Mais la pulsion vengeresse dont
Eric doit se vider sur ses assassins n'est pas la seule qui l'habite. Il est
également possédé par les souvenirs de l'agonie de sa promise, 30 heures durant.
C'est cette mémoire intacte qui le maintient en vie. Une mémoire trop vivante,
filtrant son regard, repoussant sa conscience aux limites de la folie. C'est de
cette hyper-sensibilité que seule la mort peut délivrer Eric.
Des sentiments exacerbés, portés à l'incandescence par une équipe vouée corps et âme à son projet,
jusqu'à l'inconscience. La passion de ces artistes se traduit évidemment à
l'écran par un univers sans demi-teinte, violemment contrasté, à l'esthétique
sulpicienne, à l'image du masque en noir et blanc qu'Eric se dessine sur le visage.
Une silhouette bichrome: un écho parfait au projet esthétique du film.
Si Draven est un mort très vivant, il en va de même pour les images de Proyas.
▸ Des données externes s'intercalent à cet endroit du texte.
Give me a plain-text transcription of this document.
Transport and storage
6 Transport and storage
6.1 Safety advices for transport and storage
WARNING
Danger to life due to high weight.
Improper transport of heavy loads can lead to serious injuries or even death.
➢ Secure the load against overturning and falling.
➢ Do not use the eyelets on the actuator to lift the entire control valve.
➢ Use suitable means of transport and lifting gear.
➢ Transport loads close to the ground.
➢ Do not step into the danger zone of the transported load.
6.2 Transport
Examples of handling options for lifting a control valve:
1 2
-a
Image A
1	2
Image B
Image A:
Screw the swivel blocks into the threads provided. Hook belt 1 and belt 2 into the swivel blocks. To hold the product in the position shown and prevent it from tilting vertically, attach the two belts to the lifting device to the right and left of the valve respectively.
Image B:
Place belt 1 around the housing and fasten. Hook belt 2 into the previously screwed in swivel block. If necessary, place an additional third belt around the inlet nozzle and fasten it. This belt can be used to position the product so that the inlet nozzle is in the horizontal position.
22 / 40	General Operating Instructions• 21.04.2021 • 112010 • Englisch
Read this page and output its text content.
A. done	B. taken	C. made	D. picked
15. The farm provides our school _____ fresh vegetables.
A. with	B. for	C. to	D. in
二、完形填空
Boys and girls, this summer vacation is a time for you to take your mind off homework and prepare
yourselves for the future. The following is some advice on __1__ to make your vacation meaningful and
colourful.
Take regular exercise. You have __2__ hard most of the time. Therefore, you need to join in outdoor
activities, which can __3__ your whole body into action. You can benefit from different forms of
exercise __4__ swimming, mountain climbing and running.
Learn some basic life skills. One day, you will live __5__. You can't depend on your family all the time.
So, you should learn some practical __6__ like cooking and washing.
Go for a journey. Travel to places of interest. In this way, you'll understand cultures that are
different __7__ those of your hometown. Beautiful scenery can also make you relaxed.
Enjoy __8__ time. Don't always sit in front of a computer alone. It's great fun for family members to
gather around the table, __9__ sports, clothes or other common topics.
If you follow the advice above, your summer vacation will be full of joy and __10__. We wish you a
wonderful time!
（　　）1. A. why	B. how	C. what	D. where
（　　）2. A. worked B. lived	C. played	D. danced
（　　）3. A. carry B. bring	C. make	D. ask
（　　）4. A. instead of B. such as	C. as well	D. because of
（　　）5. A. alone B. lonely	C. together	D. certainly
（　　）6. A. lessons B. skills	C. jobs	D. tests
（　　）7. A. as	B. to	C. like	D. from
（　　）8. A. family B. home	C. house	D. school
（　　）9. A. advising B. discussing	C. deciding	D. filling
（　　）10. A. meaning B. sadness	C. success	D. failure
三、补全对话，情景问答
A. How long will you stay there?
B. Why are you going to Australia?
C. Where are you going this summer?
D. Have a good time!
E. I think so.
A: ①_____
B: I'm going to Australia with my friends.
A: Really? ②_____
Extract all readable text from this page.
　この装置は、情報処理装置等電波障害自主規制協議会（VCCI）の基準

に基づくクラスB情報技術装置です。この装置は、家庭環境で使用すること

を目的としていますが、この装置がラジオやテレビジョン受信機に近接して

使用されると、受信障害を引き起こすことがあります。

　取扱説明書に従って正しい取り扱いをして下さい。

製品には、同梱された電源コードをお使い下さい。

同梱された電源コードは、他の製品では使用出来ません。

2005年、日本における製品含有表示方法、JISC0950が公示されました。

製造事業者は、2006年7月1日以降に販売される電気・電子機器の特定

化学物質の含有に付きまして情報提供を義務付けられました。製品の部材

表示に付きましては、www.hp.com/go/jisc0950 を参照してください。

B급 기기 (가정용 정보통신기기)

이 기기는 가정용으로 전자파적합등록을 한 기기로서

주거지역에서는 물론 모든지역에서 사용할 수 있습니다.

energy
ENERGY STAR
Le film n'est composé que d'une accumulation d'images reprises ailleurs, de motifs
empruntés, de stéréotypes saturant l'écran. Dans le même plan de l'appartement
du flic noir, on peut voir sur son canapé un ballon de basket, et une trompette
!
Mais de toutes, c'est évidemment l'imagerie
gothique qui domine, présente à travers toutes ses sensibilités, du romantisme noir des
poètes du XIXème siècle aux rockeurs gothiques des années 80. Cette dernière inspiration
si forte qu'elle fait de The Crow un film rock, un des
seuls à l'être authentiquement. Car
c'est par cette musique que Draven exprime sa douleur, avec un lyrisme qui 100
ans plus tôt n'aurait trouvé sa place que sur une scène d'Opéra. Si la mort
est désirable, pour Eric, c'est qu'elle est une promesse d'apaisement. Elle est aussi une nécessité rythmique du film: coda apaisée, reprenant d'ailleurs
la mélodie du morceau joué par le groupe d'Eric, Hangman's Joke,
elle est le murmure qui fait entendre le cri, le mouvement lent par lequel
l'harmonie exige qu'on conclue un développement dominé par le bruit et la
fureur.
La mort d'Eric Draven est donc
une sortie de scène. Logique qu'elle soit si théâtrale. Et que tous les motifs
attendus soient présents: la pierre tombale, le sol couvert de feuilles, la
statuaire romantique, le décor de ruine, et l'ange, venant chercher l'âme du
défunt sous les traits d'une Shelley revêtue d'une robe blanche, et dégageant un
halo lumineux stylisant une auréole. Un simulacre de mort, en fait, que Brandon
Lee mime plus qu'il ne joue, parfaitement accordé à un film qui de la première
image à la dernière aura été contenu tout entier dans son imagerie. Rien n'est
ici caché, ni suggéré: tout doit être visible, faire image. Impossible, dans
une telle esthétique, de figurer autre chose qu'une mort de théâtre, et le
moment du trépas d'Eric est lui, logiquement, réservé au hors-champ.
Cohérence sans faille,
et pudeur magnifique du cinéaste: dans un univers tout entier consacré à la
représentation des passions les plus vivantes, celle de la mort, malgré
l'obsession pour l'imagerie morbide, n'a pas sa place. Eric Draven, au fond,
ne peut jamais mourir.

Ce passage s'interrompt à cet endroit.